Sclater, who was deputy police chief last year at the time the memo was drafted, said he attempted to implement a bar coding system that would identify each piece of evidence electronically long before the memo was written.

Sclater said his efforts to get the program implemented were stalled.

That, too, has changed. The system has now been put into place.

For the first time, the doors to the property room were opened this week to township Board of Trustees and the media.

They were shown the results of a three-month organizational effort to improve the space.

The room that was described as a cluttered mess is now a detailed and organized space for the collection of evidence.

Sclater, along with Lt. Robert Grant and Sgt. Craig Bielecki, volunteered to take on the responsibility of organizing the property room.
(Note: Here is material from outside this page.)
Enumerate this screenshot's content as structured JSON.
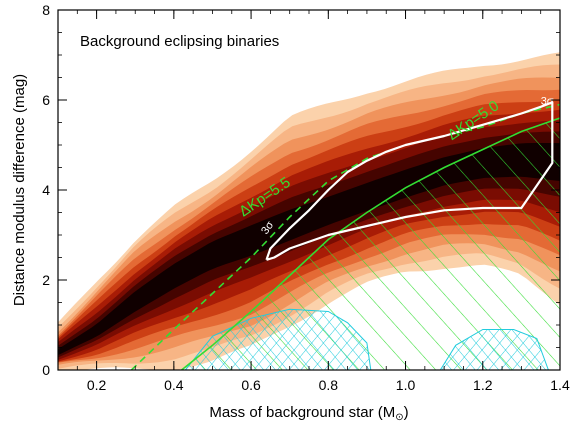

The two, along with Sclater, agreed to answer questions about the property room while showing how evidence is now logged and stored.

A trustee asked if any cases were lost because of issues involving the property room, which was an issue mentioned in the memo.

Grant said that out of that entire report there was one case many years ago that was appealed and a piece of evidence inadvertently had been disposed of.

That case eventually was dismissed.

Grant and Bielecki, now the only two officers with the authority to access the property room, went through every piece of evidence that was stored. The room can only be entered by reading Bielecki or Grant’s fingerprints through a computerized program.

Police said the room looked like a bomb went off inside it before they started the organizational process.

Over the past few months, more than 100 guns and numerous bags filled with narcotics were disposed of under the supervision of outside law enforcement officials.

A few of the locations approved to destroy evidence have closed, which might have played a role in slowing down the process of disposing of evidence, Grant and Bielecki said.

Due to the volume of evidence that had been packed inside the room, Grant said he is sure more evidence came in there than ever went out. Grant said the sergeant in charge at the time stored just about everything that came into the evidence room.

Sclater now has created a policy detailing specifically how all evidence is to be handled.

Evidence related to adjudicated cases now will be disposed of in a proper fashion after about six months have passed.

Evidence pertaining to open cases — such as homicides, sexual assaults and violent armed robberies — will remain stored in the room.

Most of the board trustees were not in office when the memo was made public last year, but they all know about it.

The memo was supposed to be an internal investigation, but was given to the media by a resident. It also was circulated throughout the township.

Trustee James Taft complimented Bielecki and Grant for their work in getting the room in tiptop shape. He said he took the memo to a law enforcement officer in another community to review.

Taft said the feedback he received was that the report contained a good deal of one-sided information and any place can be made to look bad from just one point of view.

Sclater said the property room became “a huge black eye” for the Police Department. He said the department is ready to move past that now.

To date, the FBI is holding evidence in the property room, which shows Sclater that there is confidence in the operation.

Although the memo brought public attention to the property room, he said that is not the reason the work was done.

“We did this because it was the right thing to do,” Sclater said.